Había aprendido estos trucos para ir contra Adrian pero ahora los estaba usando para luchar contra Esther.
Era irónico.
Ella tenía la sensación de que si Esther quería su cuenta, no retrocedería después de un simple rechazo de su parte.
En su cautela, había creado esta salvaguarda que evitaba sus inicios de sesión habituales a su cuenta de celebridad ayer cuando decidió usarla.
Pero Ella no había esperado actuar tan rápido.
Saber que había conseguido un hacker para este trabajo fue más sorprendente para ella.
Esther era un año más joven que ella y a pesar del dinero y el apoyo de sus padres, carecía de recursos y conexiones en el mundo exterior en este momento.
¿Quién podría estar trabajando para ella?
Perdida en sus pensamientos, Ella no se dio cuenta de la presencia de otra persona en la habitación hasta que oyó el sonido de un suave ‘clic’.
Adrian soltó el pomo de la puerta.
Ella se quedó helada cuando vio a Adrian apoyado en el marco de la puerta.
¿Cuándo había llegado aquí?
¿Cuánto había visto?
¡Demonios!
Ella se maldijo casi inmediatamente.
Debería haberlo tenido en cuenta.
Al igual que la red de King Empires, Adrian debía tener control sobre las redes de todas sus otras propiedades, incluida la mansión principal.
Cualquier cosa relacionada con los Kings tendría seguridad cibernética de primer nivel protegiéndola.
Entonces, Adrian debió haber sido alertado sobre un acceso no autorizado cuando la otra persona intentó infiltrarse en su dispositivo que estaba conectado a la red de la mansión.
Ella se sentó erguida cuando él se acercó a la cama.

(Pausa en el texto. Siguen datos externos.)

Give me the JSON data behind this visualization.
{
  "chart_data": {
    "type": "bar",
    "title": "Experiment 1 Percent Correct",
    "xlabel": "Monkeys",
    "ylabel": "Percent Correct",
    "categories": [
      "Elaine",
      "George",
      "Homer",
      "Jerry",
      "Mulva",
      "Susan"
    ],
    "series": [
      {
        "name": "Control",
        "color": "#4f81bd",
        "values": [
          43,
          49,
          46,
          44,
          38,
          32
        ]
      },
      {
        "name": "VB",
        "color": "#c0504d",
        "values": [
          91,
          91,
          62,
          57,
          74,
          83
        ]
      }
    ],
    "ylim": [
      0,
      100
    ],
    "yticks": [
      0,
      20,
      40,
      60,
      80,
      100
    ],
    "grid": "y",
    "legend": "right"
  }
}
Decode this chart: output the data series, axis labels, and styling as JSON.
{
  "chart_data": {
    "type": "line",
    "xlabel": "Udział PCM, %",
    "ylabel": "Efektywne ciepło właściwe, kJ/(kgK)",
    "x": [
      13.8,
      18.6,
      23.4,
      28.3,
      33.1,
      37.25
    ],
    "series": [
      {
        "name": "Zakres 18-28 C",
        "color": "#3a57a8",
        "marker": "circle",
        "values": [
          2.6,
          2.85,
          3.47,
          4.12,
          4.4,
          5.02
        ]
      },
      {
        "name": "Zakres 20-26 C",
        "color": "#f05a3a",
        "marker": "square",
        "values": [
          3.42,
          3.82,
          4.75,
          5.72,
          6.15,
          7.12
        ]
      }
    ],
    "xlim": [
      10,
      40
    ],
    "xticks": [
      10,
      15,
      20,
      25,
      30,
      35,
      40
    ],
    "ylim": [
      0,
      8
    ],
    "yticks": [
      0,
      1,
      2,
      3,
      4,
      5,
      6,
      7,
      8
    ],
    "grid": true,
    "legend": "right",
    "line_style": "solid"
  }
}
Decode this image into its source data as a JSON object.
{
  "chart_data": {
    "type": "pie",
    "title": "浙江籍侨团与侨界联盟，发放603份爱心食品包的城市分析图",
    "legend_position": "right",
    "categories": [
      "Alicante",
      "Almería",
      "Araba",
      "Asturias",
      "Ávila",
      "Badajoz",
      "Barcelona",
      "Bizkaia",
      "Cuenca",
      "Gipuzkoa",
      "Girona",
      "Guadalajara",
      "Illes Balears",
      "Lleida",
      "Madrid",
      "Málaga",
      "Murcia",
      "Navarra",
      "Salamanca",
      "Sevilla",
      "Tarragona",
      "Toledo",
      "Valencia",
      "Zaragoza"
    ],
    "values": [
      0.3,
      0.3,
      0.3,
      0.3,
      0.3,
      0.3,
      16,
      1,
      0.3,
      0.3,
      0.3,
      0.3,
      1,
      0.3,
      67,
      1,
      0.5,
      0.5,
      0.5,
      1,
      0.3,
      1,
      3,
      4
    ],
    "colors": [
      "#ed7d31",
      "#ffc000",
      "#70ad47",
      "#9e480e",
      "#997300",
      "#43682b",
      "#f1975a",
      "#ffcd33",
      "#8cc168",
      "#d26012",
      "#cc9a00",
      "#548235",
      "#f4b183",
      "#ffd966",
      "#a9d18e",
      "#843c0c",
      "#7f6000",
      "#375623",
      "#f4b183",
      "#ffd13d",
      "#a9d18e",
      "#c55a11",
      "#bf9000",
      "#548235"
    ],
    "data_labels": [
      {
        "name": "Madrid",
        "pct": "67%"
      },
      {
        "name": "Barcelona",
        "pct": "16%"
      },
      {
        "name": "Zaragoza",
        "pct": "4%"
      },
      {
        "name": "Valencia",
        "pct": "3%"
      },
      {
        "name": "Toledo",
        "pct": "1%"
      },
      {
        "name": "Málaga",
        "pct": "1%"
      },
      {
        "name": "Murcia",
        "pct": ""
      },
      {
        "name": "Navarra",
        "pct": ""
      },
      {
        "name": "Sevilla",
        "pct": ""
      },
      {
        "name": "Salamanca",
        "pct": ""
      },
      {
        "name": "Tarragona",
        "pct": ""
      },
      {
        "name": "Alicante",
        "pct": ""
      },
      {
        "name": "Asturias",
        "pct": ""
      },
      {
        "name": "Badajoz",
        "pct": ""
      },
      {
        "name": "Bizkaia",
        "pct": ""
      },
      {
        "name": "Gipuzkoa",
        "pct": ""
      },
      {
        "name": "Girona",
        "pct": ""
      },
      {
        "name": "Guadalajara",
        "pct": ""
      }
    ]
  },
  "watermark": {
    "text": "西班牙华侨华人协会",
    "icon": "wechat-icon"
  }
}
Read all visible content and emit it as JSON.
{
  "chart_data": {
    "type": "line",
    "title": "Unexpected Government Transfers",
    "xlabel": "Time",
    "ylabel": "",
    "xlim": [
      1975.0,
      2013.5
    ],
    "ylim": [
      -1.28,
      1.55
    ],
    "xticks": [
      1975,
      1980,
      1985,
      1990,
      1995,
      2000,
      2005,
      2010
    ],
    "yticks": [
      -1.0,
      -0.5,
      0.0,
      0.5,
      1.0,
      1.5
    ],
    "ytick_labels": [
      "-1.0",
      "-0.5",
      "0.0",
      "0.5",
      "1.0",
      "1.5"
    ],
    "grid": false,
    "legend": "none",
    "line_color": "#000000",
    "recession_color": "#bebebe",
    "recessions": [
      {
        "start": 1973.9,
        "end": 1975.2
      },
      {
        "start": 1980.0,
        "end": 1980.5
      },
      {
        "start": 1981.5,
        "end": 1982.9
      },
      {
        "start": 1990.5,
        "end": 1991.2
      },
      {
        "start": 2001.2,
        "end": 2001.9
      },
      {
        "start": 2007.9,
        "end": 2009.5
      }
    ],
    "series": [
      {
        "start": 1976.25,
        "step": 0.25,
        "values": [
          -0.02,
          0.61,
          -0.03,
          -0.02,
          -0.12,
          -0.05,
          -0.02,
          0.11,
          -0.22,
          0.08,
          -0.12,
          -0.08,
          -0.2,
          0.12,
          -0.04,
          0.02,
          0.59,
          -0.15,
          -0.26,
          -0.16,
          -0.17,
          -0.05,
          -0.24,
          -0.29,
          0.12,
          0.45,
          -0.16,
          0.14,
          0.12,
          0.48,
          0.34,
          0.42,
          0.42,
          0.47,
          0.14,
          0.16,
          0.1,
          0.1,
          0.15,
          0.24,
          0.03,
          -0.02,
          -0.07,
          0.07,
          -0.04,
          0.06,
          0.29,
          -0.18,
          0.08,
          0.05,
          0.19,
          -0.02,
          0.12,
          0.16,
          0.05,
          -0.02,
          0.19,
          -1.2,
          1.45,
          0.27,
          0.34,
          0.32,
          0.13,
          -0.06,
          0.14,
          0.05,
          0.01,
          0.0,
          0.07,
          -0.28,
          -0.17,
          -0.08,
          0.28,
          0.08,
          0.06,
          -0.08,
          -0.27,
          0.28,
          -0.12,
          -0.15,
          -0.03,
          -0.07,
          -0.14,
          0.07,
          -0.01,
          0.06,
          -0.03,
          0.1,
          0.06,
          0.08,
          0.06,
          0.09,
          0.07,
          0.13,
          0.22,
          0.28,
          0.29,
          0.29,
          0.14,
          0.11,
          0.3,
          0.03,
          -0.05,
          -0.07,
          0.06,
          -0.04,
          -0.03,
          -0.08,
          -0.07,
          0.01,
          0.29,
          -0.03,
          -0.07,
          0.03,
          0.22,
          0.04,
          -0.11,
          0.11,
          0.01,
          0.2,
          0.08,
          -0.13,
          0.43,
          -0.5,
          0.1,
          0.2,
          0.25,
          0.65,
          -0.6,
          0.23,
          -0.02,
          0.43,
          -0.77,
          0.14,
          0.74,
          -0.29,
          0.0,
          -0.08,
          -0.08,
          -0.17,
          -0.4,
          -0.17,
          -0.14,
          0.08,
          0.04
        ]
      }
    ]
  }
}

—B—Bebé, ¿cuándo viniste aquí?
—preguntó Ella.
—Hace un rato.
—¿Viste…?
La mirada de Adrian recorrió su portátil, su teléfono y luego miró su cara.
Ella contuvo la respiración.
No necesitaba terminar su pregunta para saber que él lo había visto todo.
Pero cuanto más calmado estaba, más le latía el corazón.
—¿Necesitas ayuda?
—Adrian preguntó de repente.
Ella quedó atónita.
¿No iba a preguntarle dónde había aprendido estas habilidades?